The discovery of fission is a well known case of unexpected phenomenon. I do remember what O. Hahn and F. Strassmann wrote in their famous 1939 paper. It was something like this: “We know that our discovery makes no sense in terms of what is theoretically expected. But we are analytical chemists and we have no doubt that barium is produced when uranium is bombarded by neutrons.” L. Meitner was no longer in Germany when this paper was published. But it was she who were the first to say, in a paper published in England, that uranium might be splitting into two large fragments and that the process generates more than 100 MeV of energy per event. The term fission, that she introduced to name this mechanism, was already used by biologists to describe division of cells.
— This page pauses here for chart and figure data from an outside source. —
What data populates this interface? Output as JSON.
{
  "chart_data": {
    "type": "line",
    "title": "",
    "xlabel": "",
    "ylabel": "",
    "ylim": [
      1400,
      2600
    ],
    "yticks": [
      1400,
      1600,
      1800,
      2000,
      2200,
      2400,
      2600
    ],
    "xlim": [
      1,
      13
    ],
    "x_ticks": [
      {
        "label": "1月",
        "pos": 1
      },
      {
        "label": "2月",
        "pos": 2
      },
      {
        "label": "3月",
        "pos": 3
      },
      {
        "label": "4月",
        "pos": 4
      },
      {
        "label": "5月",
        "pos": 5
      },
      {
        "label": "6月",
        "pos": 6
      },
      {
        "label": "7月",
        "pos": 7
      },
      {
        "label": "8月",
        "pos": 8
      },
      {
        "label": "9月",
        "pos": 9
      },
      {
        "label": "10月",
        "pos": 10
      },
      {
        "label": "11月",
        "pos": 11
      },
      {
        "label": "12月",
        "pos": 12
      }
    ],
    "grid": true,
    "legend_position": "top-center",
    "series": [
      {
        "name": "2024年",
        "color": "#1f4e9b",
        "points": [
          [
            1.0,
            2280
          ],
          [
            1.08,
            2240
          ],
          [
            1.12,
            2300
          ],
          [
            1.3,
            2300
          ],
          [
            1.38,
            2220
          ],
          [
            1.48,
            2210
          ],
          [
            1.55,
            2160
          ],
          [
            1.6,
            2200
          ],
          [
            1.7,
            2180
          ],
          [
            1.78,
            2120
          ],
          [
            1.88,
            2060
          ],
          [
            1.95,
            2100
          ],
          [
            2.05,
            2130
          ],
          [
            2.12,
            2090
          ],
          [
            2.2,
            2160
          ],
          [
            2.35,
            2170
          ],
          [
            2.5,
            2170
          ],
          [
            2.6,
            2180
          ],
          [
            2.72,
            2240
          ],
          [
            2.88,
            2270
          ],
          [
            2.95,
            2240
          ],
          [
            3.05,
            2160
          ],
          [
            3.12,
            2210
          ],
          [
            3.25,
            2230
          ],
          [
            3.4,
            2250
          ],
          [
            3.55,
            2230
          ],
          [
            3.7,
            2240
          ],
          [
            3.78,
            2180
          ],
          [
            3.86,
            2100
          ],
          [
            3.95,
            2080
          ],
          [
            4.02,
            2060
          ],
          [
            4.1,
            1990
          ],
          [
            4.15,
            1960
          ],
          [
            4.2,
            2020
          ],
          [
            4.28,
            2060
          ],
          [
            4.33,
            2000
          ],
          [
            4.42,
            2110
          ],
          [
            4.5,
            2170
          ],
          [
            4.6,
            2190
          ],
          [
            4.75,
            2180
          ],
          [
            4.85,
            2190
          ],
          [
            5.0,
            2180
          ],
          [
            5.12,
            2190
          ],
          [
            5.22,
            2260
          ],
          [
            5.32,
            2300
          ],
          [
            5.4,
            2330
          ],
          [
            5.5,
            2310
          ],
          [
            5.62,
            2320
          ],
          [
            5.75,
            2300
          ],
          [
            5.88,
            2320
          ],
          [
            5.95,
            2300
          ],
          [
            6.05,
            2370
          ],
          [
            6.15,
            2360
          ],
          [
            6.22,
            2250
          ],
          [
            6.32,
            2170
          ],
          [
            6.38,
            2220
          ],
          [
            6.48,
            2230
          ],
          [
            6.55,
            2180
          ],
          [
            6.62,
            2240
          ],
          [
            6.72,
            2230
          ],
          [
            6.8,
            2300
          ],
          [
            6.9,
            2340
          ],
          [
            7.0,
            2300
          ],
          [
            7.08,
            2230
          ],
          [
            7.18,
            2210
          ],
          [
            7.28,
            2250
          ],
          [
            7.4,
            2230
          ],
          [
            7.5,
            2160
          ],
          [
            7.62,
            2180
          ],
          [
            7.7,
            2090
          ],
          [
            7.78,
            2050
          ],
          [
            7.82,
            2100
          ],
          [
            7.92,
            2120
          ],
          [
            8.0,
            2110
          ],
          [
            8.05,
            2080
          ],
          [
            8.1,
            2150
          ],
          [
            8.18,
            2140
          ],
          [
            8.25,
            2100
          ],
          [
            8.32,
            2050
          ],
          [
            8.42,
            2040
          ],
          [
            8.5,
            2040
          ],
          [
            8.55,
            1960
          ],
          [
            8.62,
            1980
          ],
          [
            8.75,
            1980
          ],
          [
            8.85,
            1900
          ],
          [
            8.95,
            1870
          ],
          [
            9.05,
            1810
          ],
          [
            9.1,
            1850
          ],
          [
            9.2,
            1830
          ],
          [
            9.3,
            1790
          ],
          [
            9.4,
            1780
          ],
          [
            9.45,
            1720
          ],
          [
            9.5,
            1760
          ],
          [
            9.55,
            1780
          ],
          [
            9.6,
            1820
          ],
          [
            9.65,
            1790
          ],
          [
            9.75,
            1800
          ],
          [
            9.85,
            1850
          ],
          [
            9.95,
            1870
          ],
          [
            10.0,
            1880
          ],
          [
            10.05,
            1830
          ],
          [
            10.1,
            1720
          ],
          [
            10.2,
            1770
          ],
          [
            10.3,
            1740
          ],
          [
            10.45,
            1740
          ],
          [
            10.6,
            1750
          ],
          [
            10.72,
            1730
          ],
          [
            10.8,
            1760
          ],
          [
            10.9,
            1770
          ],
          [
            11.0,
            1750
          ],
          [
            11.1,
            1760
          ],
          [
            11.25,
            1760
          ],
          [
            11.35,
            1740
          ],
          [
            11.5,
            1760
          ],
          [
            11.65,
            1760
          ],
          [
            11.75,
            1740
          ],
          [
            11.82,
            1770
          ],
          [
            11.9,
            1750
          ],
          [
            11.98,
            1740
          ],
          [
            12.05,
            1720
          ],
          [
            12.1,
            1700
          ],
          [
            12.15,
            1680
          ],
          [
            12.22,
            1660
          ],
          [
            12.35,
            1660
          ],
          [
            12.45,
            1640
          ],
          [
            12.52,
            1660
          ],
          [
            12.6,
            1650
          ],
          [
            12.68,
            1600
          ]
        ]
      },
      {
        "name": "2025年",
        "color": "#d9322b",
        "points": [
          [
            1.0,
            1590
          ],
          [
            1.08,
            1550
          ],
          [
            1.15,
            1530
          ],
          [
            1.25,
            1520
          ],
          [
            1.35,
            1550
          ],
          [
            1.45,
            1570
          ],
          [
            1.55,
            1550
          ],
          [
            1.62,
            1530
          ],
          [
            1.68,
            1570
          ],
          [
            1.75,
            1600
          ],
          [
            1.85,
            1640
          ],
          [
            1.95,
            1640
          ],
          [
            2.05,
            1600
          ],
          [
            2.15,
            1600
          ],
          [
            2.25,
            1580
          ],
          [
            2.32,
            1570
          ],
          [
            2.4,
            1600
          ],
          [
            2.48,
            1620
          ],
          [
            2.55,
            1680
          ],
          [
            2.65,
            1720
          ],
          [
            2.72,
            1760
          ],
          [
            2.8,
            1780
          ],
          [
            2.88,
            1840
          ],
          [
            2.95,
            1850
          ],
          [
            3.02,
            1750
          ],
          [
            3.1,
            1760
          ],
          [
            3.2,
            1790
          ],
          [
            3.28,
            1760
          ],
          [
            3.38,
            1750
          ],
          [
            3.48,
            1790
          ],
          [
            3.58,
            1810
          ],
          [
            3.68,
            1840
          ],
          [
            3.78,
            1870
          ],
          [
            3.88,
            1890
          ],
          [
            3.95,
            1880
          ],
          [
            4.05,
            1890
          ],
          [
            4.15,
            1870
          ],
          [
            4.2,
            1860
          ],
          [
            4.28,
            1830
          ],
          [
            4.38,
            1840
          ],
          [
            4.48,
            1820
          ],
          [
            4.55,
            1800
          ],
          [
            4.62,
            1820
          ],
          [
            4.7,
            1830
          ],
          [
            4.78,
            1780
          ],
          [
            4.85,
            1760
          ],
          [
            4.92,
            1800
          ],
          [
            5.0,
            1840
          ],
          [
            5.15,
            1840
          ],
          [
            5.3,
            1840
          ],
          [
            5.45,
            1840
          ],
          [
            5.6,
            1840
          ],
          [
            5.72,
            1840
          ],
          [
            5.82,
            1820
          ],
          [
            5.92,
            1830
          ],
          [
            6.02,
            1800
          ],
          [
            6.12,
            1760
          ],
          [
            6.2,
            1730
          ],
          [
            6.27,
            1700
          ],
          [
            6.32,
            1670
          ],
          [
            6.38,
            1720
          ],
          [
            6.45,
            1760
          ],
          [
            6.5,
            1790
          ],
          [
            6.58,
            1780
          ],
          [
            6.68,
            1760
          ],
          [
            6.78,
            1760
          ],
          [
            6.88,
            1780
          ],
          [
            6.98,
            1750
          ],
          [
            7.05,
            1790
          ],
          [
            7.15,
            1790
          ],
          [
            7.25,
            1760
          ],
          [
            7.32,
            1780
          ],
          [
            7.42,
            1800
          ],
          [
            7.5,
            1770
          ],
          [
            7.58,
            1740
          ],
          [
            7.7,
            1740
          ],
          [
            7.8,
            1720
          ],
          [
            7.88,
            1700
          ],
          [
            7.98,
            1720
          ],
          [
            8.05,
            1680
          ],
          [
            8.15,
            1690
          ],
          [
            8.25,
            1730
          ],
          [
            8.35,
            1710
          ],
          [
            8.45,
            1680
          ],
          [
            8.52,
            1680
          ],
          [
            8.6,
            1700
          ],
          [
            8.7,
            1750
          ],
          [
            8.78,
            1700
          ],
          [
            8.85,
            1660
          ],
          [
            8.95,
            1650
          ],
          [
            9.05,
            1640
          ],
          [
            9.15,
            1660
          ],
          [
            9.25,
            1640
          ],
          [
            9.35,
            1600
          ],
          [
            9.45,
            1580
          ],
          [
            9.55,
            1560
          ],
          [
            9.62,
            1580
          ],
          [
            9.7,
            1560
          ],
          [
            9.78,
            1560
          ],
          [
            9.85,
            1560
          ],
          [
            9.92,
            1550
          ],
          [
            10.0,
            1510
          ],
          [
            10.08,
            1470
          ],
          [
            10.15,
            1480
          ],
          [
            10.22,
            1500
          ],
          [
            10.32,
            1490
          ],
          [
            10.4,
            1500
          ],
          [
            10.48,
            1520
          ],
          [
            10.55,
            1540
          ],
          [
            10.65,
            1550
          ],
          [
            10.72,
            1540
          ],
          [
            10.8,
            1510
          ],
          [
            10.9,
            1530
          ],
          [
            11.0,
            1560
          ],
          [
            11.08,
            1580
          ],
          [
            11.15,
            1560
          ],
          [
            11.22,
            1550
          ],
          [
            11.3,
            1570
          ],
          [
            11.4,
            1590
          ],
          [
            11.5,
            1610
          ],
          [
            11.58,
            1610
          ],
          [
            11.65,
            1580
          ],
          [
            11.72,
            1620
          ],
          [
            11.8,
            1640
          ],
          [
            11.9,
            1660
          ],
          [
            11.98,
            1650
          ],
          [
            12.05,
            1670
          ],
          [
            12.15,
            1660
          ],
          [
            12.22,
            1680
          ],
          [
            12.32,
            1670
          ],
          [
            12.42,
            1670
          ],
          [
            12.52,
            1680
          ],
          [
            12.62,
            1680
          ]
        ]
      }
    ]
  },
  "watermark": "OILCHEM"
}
“The more skeptical are physicists when chemists or others are claiming anomalies in physics. Such a problem was between the chemist Otto Hahn and the radiation physicist Lise Meitner, a most prominent team e.g. with the discovery of the new element protactinium in 1918 where they – against the rules – did not receive the Nobel prize. Physicists expected the production of heavier nuclei when bombarding uranium with neutrons into which direction Meitner was looking when she left Berlin mid 1938 under unfavorable circumstances to Stockholm. Meitner meeting Hahn November 1938 still “objected to the most recent findings” of Hahn who then again with his world best techniques of chemical micro-analysis confirmed that elements of middle weight were produced, proving that the neutrons were splitting the uranium nucleus. These results were reproduced very quickly in comparably easy experiments and the enormous consequences are known.”

Possibilities of practical applications of fission, via a chain reaction, were recognized as soon as reality of the new process nuclear was confirmed. The authors of this ICCF11 paper claim that their experiments were 100% reproducible. Numerous references to their publications are shown.